Unterstützt die Bezugsperson das Kleinkind in seinem Erkundungsbedürfnis, ermutigt es und hilft ihm bei Schwierigkeiten, ohne es zu bevormunden, so lernt das Kleinkind, dass es fachkundig und selbstbewusst ist. Sie wird im Wortsinn wie folgt wiedergegeben ( "Brisch 2011a, 41-43"): 1 Unter Entbehrung oder Krankenhausaufenthalt versteht man die gravierenden und manchmal auch längerfristigen Konsequenzen für die Entfaltung von Kindern aufgrund von Unterlassung und "Mutterentzug" (vgl. Bowlby 2005, 43-44).

Die so genannte Objektverwandtheorie untersucht die frühen internalisierten Beziehungen des Babys und ihre Relevanz für die Entwicklung der psychologischen Strukturen. Der auf das Thema fokussierte klassisch psychoanalytische Ansatz wurde durch die Objektverknüpfungstheorie um den Zeitpunkt der gegenseitigen Bindung zwischen Mensch und Tier ergänzt (vgl. Stemmer-Lück 2012, 102-103).

Zu den Unterschieden und Ähnlichkeiten zwischen Bindungslehre und psychoanalytischer Analyse siehe Buchfonagie ("Fonagy", 2003). Die unterschiedlichen Bindungseigenschaften und -strategien der sicheren und unsicheren Bindung werden in den Kapiteln 4, 5 und 6 ausführlicher erläutert. Eine detailliertere Diskussion über die Unterbrechung des Engagements kann im Zuge dieser Arbeiten nicht durchgeführt werden.

Eine gezielte Erläuterung von Theorien, Klassifikationen, Diagnosen und psychotherapeutischen Behandlungen von Attachmentstörungen finden Sie unter Brünn (2011b). 8 Das Wohlfühlen des eigenen Kindes erscheint als eine weitverbreitete Furcht der Kinder vor den eigenen Kindern, vor allem in den Westländern, wie die Diskussionen in den USA über verlängertes Stillen zum Beispiel zeigen.

Für Furore sorgten das Titelfoto auf dem "Zeit-Magazin" einer 26-jährigen Frau, die ihrem knapp 4-jährigen Jungen die Brüste gibt (siehe dazu Martin R. S. A. S. 2012). Dabei hebt er die Wichtigkeit von Geborgenheit hervor, die ein Kind durch sensible Nachbarschaft und körperlichen Kontakt erlebt (vgl. Renz-Polster 2012, 766-770). Im Gegensatz zum üblichen "Baby-Blues", der einige Tage bis zu mehreren Schwangerschaftswochen dauern kann, ist die Postpartaldepression eine weit verbreitete (10-15%) schwere und oft behandlungsbedürftige Krankheit der Mütter nach der Entbindung des Babys, die mehrere Schwangerschaftswochen bis zu Monaten dauern kann.

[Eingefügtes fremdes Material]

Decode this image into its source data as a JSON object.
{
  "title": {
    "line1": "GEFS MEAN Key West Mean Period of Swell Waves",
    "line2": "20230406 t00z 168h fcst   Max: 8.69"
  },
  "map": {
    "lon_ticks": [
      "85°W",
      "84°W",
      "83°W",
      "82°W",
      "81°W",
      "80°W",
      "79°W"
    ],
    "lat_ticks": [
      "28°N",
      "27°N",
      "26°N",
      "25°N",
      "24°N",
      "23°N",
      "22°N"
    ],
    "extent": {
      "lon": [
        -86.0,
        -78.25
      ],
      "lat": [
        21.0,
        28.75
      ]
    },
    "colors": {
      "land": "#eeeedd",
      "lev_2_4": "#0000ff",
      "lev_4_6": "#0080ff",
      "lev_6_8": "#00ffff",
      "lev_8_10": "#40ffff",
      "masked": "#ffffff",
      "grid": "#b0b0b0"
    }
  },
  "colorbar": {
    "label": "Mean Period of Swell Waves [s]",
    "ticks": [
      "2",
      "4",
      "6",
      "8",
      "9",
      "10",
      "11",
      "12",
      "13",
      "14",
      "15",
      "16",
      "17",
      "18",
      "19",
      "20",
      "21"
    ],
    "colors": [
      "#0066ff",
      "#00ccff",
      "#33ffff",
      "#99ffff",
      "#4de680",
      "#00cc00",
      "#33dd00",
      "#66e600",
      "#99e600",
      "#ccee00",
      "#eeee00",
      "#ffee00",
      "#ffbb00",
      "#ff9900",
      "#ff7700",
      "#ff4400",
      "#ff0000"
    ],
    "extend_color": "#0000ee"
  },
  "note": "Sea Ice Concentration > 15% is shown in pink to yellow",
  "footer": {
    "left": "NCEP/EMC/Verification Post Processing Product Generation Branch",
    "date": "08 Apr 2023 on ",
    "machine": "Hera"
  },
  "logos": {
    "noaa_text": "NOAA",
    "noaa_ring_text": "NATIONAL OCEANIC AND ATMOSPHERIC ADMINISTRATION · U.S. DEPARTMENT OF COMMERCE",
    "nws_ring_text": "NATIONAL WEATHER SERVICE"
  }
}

Zu den Symptomen gehören: Gefühlsschwankungen oder Depressionen, Irritabilität, Ambivalenzen gegenüber dem Kleinkind, Angst- und Angstgefühle, innerliche Leerheit, Antriebslosigkeit (vgl. BzgA 04/2012, 35). Die Bondtheoretiker argumentieren, dass Frauen und Männer die Möglichkeit haben, sich auszutauschen, aber es überwiegt die " klassische " Arbeitsteiligkeit.